In Forge terms, Author Stance vs Actor Stance. Actor Stance as described is roleplaying: making decisions using only knowledge and perceptions that the character would have.
Or “Creative Agenda” as they would have said.
See Footnote 4: “In Author stance, a person determines a character's decisions and actions based on the real person's priorities, then retroactively "motivates" the character to perform them.” The real person’s priorities maybe, and often are ‘tell the story I want to tell.’
The very fact that I have to use “simulationism” shows how successful their endeavour was.
Excellent article. I really appreciate that you hammer home the point that following a game's intended procedure makes it *easier* to run and play. That is exactly what I discovered for myself years ago.
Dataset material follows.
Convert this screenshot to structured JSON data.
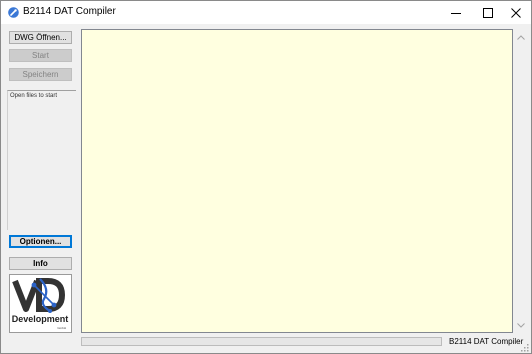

When I started DMing in 2009, I thought AD&D was something I could freely tweak to suit my tastes, and when I stopped doing that and started trying to discover the procedures and conform to them (which took me ~2 years to start doing), my games *immediately improved.*
I wish you'd list the procedures for AD&D as an example. Whether intuitive or explicit in the text. Just so I know we're on the same page.